İlim ehlince kabul görmüş bir düsturdur ki, “Bir sözün sahibini gizlemek, onu çalmak gibidir.” Örneğin alimlerimizin birçoğunda olduğu gibi İmam Nevevî’nin eserlerinde de dikkatimizi çeken ve hassasiyet gösterilen bir nokta vardır ki, kendi kitaplarında her bir bilgiyi mutlaka kaynağıyla anmış, kendine ait olmayan ifadeleri mutlaka belirtmiştir. Onun özellikle hadis ve fıkıh alanındaki eserlerinde, kendisine ait olmayan her bilgi ya isim vererek ya da ifade tarzıyla açıkça ayrılır. “Bazı alimler şöyle demiştir”, “bu görüş bana ait değildir”, “İmam Şâfiî’ye göre” gibi kalıplar bu yönünü gösteren örneklerdir. Bu ahlakı yaşayan alimlerin birçoğu, ilim meclislerinde “ben bilmiyorum” demeyi bile bir fazilet olarak görmüş, yazılarında ise kendilerine ait olmayan her bilgiyi titizlikle ayırmışlardır. Temel İslami kitapların hemen hepsinde hissedilen bu ahlak, fark ediliyor ki ahiret ve hesap odaklı bir bilgi üretimidir.

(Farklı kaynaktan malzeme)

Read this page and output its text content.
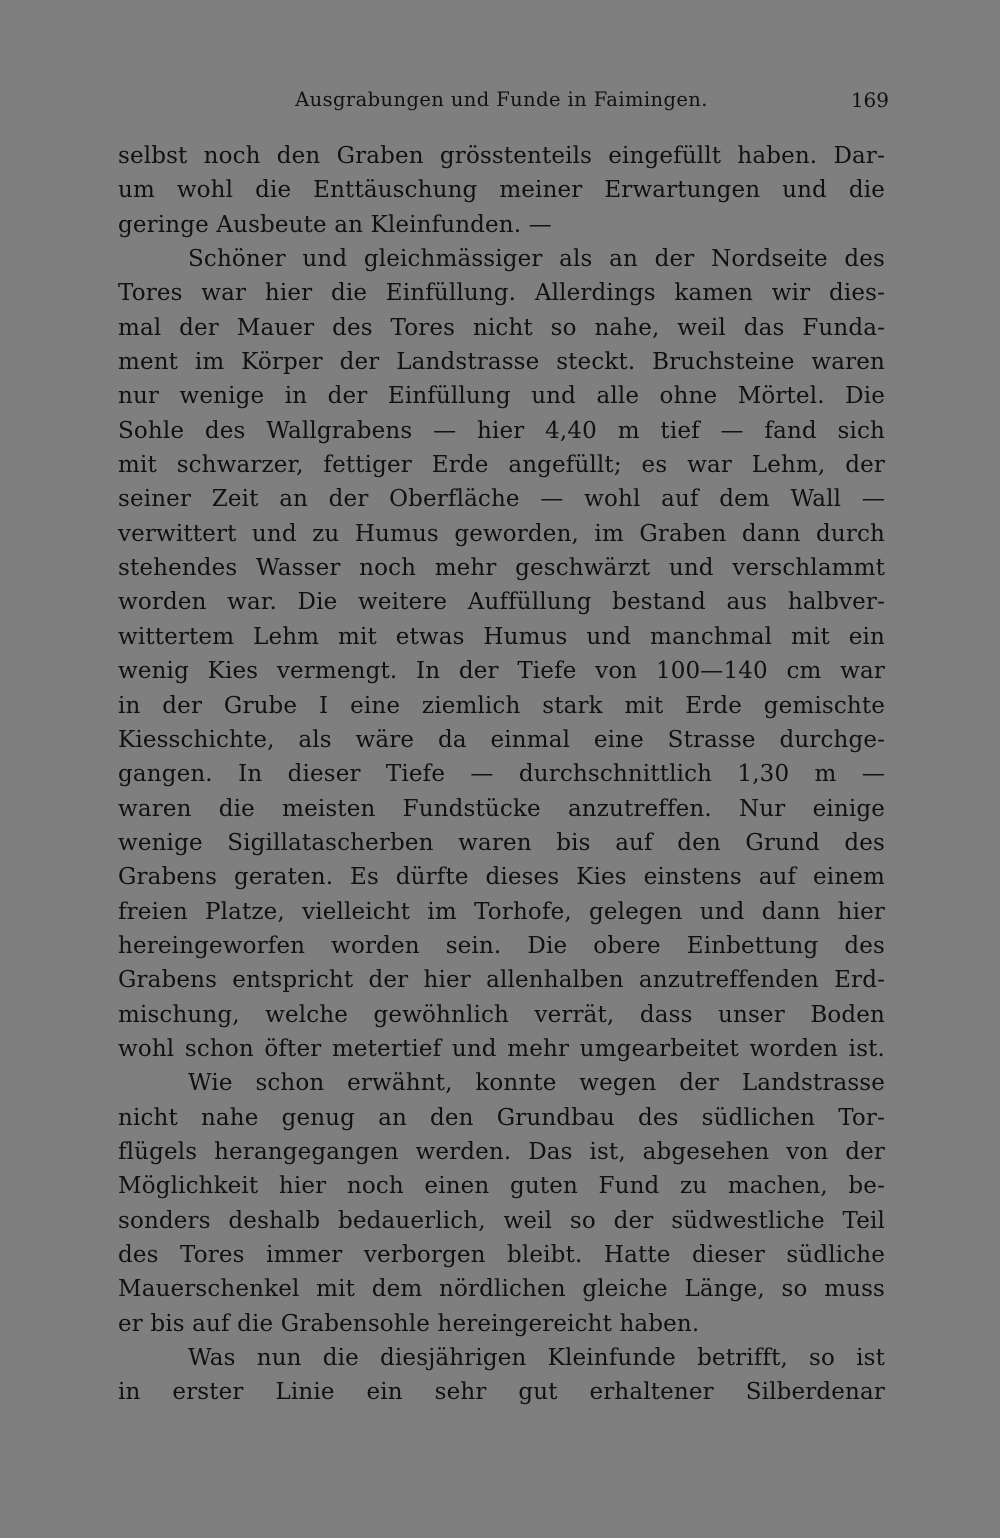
Ausgrabungen und Funde in Faimingen.	169
selbst noch den Graben grösstenteils eingefüllt haben. Dar-
um wohl die Enttäuschung meiner Erwartungen und die
geringe Ausbeute an Kleinfunden. —
Schöner und gleichmässiger als an der Nordseite des
Tores war hier die Einfüllung. Allerdings kamen wir dies-
mal der Mauer des Tores nicht so nahe, weil das Funda-
ment im Körper der Landstrasse steckt. Bruchsteine waren
nur wenige in der Einfüllung und alle ohne Mörtel. Die
Sohle des Wallgrabens — hier 4,40 m tief — fand sich
mit schwarzer, fettiger Erde angefüllt; es war Lehm, der
seiner Zeit an der Oberfläche — wohl auf dem Wall —
verwittert und zu Humus geworden, im Graben dann durch
stehendes Wasser noch mehr geschwärzt und verschlammt
worden war. Die weitere Auffüllung bestand aus halbver-
wittertem Lehm mit etwas Humus und manchmal mit ein
wenig Kies vermengt. In der Tiefe von 100—140 cm war
in der Grube I eine ziemlich stark mit Erde gemischte
Kiesschichte, als wäre da einmal eine Strasse durchge-
gangen. In dieser Tiefe — durchschnittlich 1,30 m —
waren die meisten Fundstücke anzutreffen. Nur einige
wenige Sigillatascherben waren bis auf den Grund des
Grabens geraten. Es dürfte dieses Kies einstens auf einem
freien Platze, vielleicht im Torhofe, gelegen und dann hier
hereingeworfen worden sein. Die obere Einbettung des
Grabens entspricht der hier allenhalben anzutreffenden Erd-
mischung, welche gewöhnlich verrät, dass unser Boden
wohl schon öfter metertief und mehr umgearbeitet worden ist.
Wie schon erwähnt, konnte wegen der Landstrasse
nicht nahe genug an den Grundbau des südlichen Tor-
flügels herangegangen werden. Das ist, abgesehen von der
Möglichkeit hier noch einen guten Fund zu machen, be-
sonders deshalb bedauerlich, weil so der südwestliche Teil
des Tores immer verborgen bleibt. Hatte dieser südliche
Mauerschenkel mit dem nördlichen gleiche Länge, so muss
er bis auf die Grabensohle hereingereicht haben.
Was nun die diesjährigen Kleinfunde betrifft, so ist
in erster Linie ein sehr gut erhaltener Silberdenar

Müslümanlar olarak bu konuda daha titiziz ama olur ki bu yapay dünya bizim amellerimize de bir bulanıklık katar... Müslüman, çağ ne getirirse getirsin, niyetini ve amelini berrak tutmakla sorumludur. İnsan kalbine düşen bir bulanıklığı, bin kelimeyle bile örtmeye çalışsa yine de Allah bilir. Bizi bilen, gören ve kalbimizi tartan Allah’tır.
Meselenin bir de şöyle bir yönü var ki kolaylık, her zaman hayır getirmeyebilir. Eğer kolay olanı seçmek bizi ihlaslı olandan uzaklaştırıyorsa, işte o zaman orada durmalı ve düzelene kadar kullanmaktan geri çekilmeliyiz. Müslüman olarak sorumluluğumuz sadece “doğru şeyleri yapmak” değil doğru şeyi, doğru niyetle, doğru yöntemlerle yapmak.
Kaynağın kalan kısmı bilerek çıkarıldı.